4. D'ailleurs le cachet de sa puissance est là aussi, et la titanique sentine de Paris réalise, parmi les monuments, cet idéal étrange réalisé dans l'humanité par quelques hommes tels que Machiavel, Bacon et Mirabeau : le grandiose abject. V. Hugo, Les Misérables,t. 2, 1862, p. 509.
5. Ne considérais-tu pas l'humanité, telle qu'elle est encore, prosternée, vautrée, comme abjecte? A. Gide, Journal,1941, p. 65.
B.− Employé comme adj. subst. :
6. Au fond, poursuivit-il, en souriant, il y avait déjà la démonstration par l'absurde, mais celle-ci pourrait s'intituler la démonstration par l'abject, car si le mystère eucharistique est sublime, il n'en est pas de même du spiritisme qui n'est, en fin de compte, que la latrine du surnaturel, que le goguenot de l'au-delà! J.-K. Huysmans, En route,1895, p. 175.
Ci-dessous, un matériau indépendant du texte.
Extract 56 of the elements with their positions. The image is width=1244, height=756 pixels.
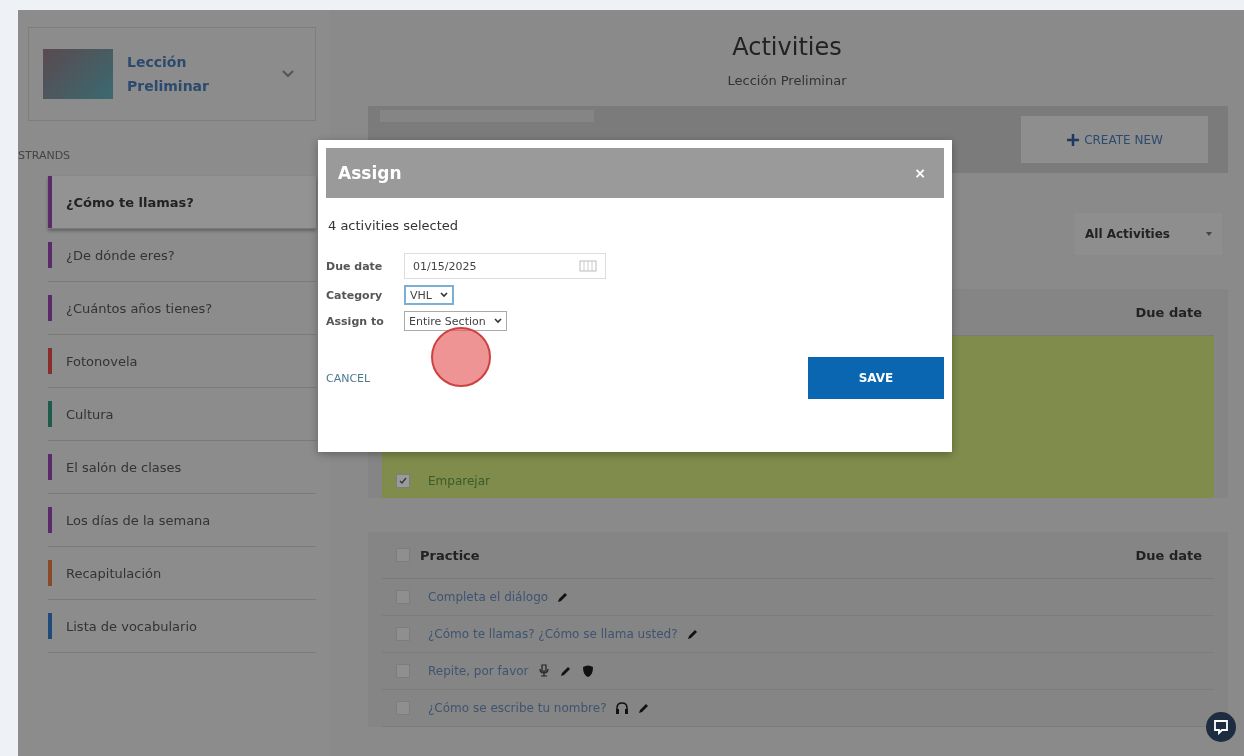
strand-label: ¿Cuántos años tienes? [66,300,213,316]
strand-label: Recapitulación [66,565,162,581]
dropdown[interactable]: VHL [404,285,454,305]
photo-placeholder [43,49,113,99]
create-new-button[interactable]: CREATE NEW [1021,116,1208,163]
strand-item[interactable]: ¿Cómo te llamas? [48,176,316,229]
caret-icon [1206,232,1212,236]
strand-item[interactable]: Fotonovela [48,335,316,388]
strand-item[interactable]: Lista de vocabulario [48,600,316,653]
strand-item[interactable]: ¿De dónde eres? [48,229,316,282]
strand-label: Lista de vocabulario [66,618,197,634]
save-button[interactable]: SAVE [808,357,944,399]
check-icon [399,477,407,485]
close-button[interactable]: × [908,164,932,182]
page-subtitle: Lección Preliminar [726,73,848,88]
column-header: Due date [1135,304,1202,320]
field-label: Category [326,288,384,302]
strand-item[interactable]: El salón de clases [48,441,316,494]
course-title: Lección Preliminar [127,53,210,96]
click-indicator [431,327,491,387]
cancel-link[interactable]: CANCEL [326,371,371,385]
calendar-icon [579,260,597,272]
section-label: STRANDS [18,149,72,162]
plus-icon [1066,132,1081,147]
activity-link[interactable]: ¿Cómo se escribe tu nombre? [428,701,607,715]
strand-label: El salón de clases [66,459,182,475]
checkbox[interactable] [396,474,410,488]
activity-link[interactable]: ¿Cómo te llamas? ¿Cómo se llama usted? [428,627,678,641]
dropdown[interactable]: Entire Section [404,311,507,331]
strand-label: Los días de la semana [66,512,211,528]
field-label: Due date [326,259,384,273]
date-field[interactable]: 01/15/2025 [404,253,606,279]
chevron-icon [281,69,295,79]
activity-link[interactable]: Emparejar [428,474,490,488]
course-selector[interactable]: Lección Preliminar [28,27,316,121]
section-heading: Practice [420,547,480,563]
page-title: Activities [731,33,843,61]
field-label: Assign to [326,314,385,328]
activity-link[interactable]: Completa el diálogo [428,590,549,604]
chevron-icon [439,292,448,298]
selection-summary: 4 activities selected [328,218,460,233]
activity-link[interactable]: Repite, por favor [428,664,529,678]
strand-item[interactable]: Recapitulación [48,547,316,600]
strand-item[interactable]: Los días de la semana [48,494,316,547]
strand-label: ¿Cómo te llamas? [66,194,194,210]
strand-item[interactable]: Cultura [48,388,316,441]
chevron-icon [493,318,502,324]
speech-bubble-icon [1213,719,1229,735]
strand-label: Fotonovela [66,353,138,369]
strand-label: Cultura [66,406,114,422]
modal-title: Assign [338,163,402,183]
filter-dropdown[interactable]: All Activities [1075,213,1222,255]
chat-button[interactable] [1206,712,1236,742]
strand-label: ¿De dónde eres? [66,247,175,263]
column-header: Due date [1135,547,1202,563]
strand-item[interactable]: ¿Cuántos años tienes? [48,282,316,335]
7. En vain j'essaie de comprendre comment il se peut qu'un artiste (Rouault) qui est exactement le contraire d'un ignorant et d'un abject − le seul, peut-être, qui fasse penser encore un peu à Rembrandt − se voit voué à cette caricature abominable où se dégrade mortellement, en sa personne, la plus virile peinture de notre temps. L. Bloy, Journal,1907, p. 347.
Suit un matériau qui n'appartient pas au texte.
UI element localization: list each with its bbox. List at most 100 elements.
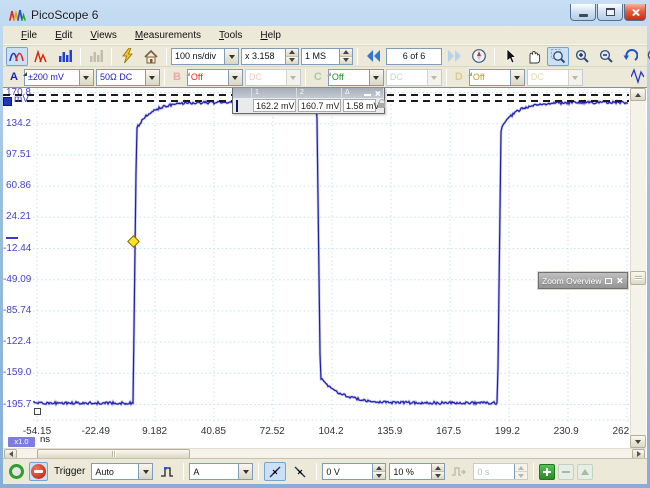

Rem. Les 2 ex., qui relèvent de séries synon. font apparaître un emploi masc. (ex. 7) et un emploi neutre (ex. 6).
II.− Sens social sans nuance péj. Humble, modeste :
8. Dans ces quartiers presque populaires, quelle existence modeste, abjecte, mais douce, mais nourrie de calme et de bonheur, il eût accepté de vivre indéfiniment! M. Proust, À la recherche du temps perdu,Du côté de chez Swann, 1913, p. 219.
Rem. Cette accept. est attestée par un seul ex. propre à « la langue classique et littéraire » (cf. Lar. encyclop.).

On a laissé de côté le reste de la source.